Conceituar vítima dentro da Criminologia é uma árdua tarefa. Primeiro, porque durante as mais variadas fases do Direito Penal, foi-lhe atribuída diversas concepções. Segundo, em razão de que a existência de debates acalorados ainda é regra no que diz respeito a coincidir seu conceito com as denominações que versam sobre o sujeito passivo do delito.

Por isso, é preciso proceder a uma análise mais cuidadosa, sob pena de não expor as premissas necessárias à compreensão da matéria que aqui será abordada. Embora não pretenda trazer todos os elementos de sua evolução histórica, busca-se a identificação e a promoção da adequada situação da vítima dentro do sistema legal moderno.

De pronto, cumpre salientar que os primórdios do Direito Penal identificam o protagonismo da vítima dentre os outros sujeitos no estudo do crime. Este período é denominado pela ampla maioria dos doutrinadores como a Idade de Ouro da Vítima, tendo em vista que, naquele momento, assumia o epicentro do fenômeno criminal.

No entanto, alerta OLIVEIRA[1] que é preciso dizer que a chamada Idade de Ouro da Vítima não é expressão que indique determinado período histórico. Não há, pois, termo inicial ou final preciso. Isto porque, somente a delimitação temporal final deste estágio pode ser tangível tendo em vista o marco inicial de sua decadência.

Independente a esta celeuma, urge salientar que o alto do protagonismo da vítima coincidiu com a fase da vingança ou justiça privada, onde todo delito produzia um dano, não só àquele atingido diretamente, mas também a todo o seu clã. Este período compreende a formação das mais primitivas civilizações até o fim da Alta Idade Média, devendo ser ressaltadas as legislações que mais fundamentaram esta conclusão:

No Código de Hammurabi (Séc XVIII a.C), uma das mais antigas codificações produzidas pelo homem já conhecidas e com forte influência religiosa, as disposições penais eram severas e aplicadas segundo o princípio do Talião[2], pautadas na pena de morte ou em lesões corporais e mutilação.

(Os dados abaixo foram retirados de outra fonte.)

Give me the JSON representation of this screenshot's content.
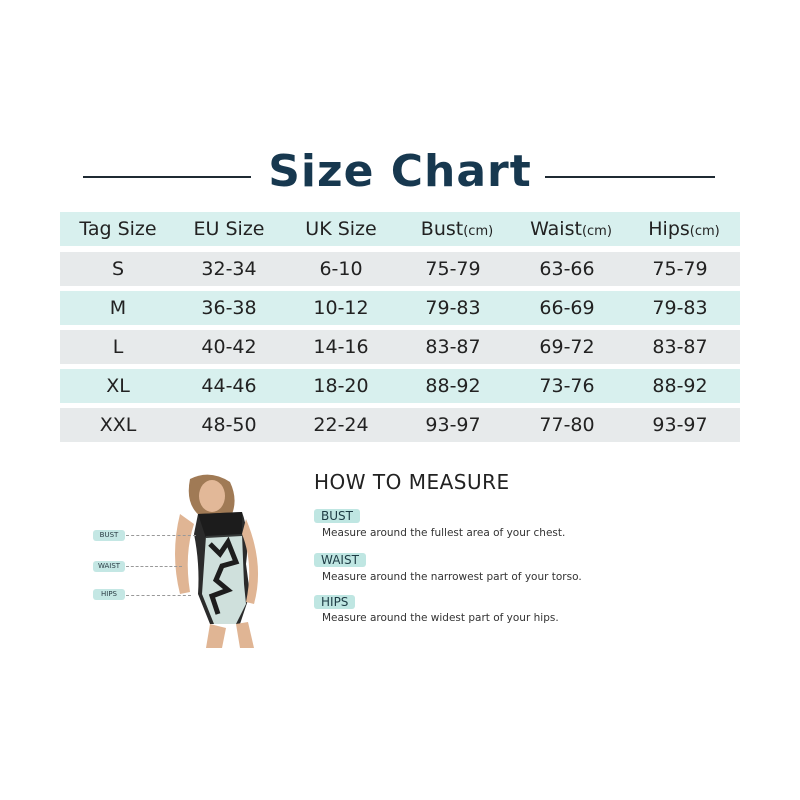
{
  "title": "Size Chart",
  "table": {
    "headers": [
      {
        "label": "Tag Size",
        "unit": ""
      },
      {
        "label": "EU Size",
        "unit": ""
      },
      {
        "label": "UK Size",
        "unit": ""
      },
      {
        "label": "Bust",
        "unit": "(cm)"
      },
      {
        "label": "Waist",
        "unit": "(cm)"
      },
      {
        "label": "Hips",
        "unit": "(cm)"
      }
    ],
    "rows": [
      [
        "S",
        "32-34",
        "6-10",
        "75-79",
        "63-66",
        "75-79"
      ],
      [
        "M",
        "36-38",
        "10-12",
        "79-83",
        "66-69",
        "79-83"
      ],
      [
        "L",
        "40-42",
        "14-16",
        "83-87",
        "69-72",
        "83-87"
      ],
      [
        "XL",
        "44-46",
        "18-20",
        "88-92",
        "73-76",
        "88-92"
      ],
      [
        "XXL",
        "48-50",
        "22-24",
        "93-97",
        "77-80",
        "93-97"
      ]
    ]
  },
  "measure": {
    "heading": "HOW TO MEASURE",
    "items": [
      {
        "tag": "BUST",
        "desc": "Measure around the fullest area of your chest."
      },
      {
        "tag": "WAIST",
        "desc": "Measure around the narrowest part of your torso."
      },
      {
        "tag": "HIPS",
        "desc": "Measure around the widest part of your hips."
      }
    ]
  },
  "colors": {
    "title": "#17384f",
    "teal_row": "#d8f0ee",
    "grey_row": "#e7eaeb",
    "tag": "#bfe6e2"
  }
}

Mas o que vale ressaltar é que independente destas cominações, havia também a pena de composição para os crimes de natureza só patrimonial, devendo a vítima buscar reparação do litígio.

Depreende-se este entendimento a partir da consulta ao texto do Epílogo, onde Hammurabi afirma que a solução dos litígios deve ser de iniciativa do ofendido, havendo este de se dirigir a sua estela e em mais lugar algum:

“Que o homem oprimido, que está implicado em um processo, venha diante de minha estátua e ouças minhas palavras preciosas. Que minha estela resolva sua questão, ele veja o seu direito, o seu coração se dilate!”[3]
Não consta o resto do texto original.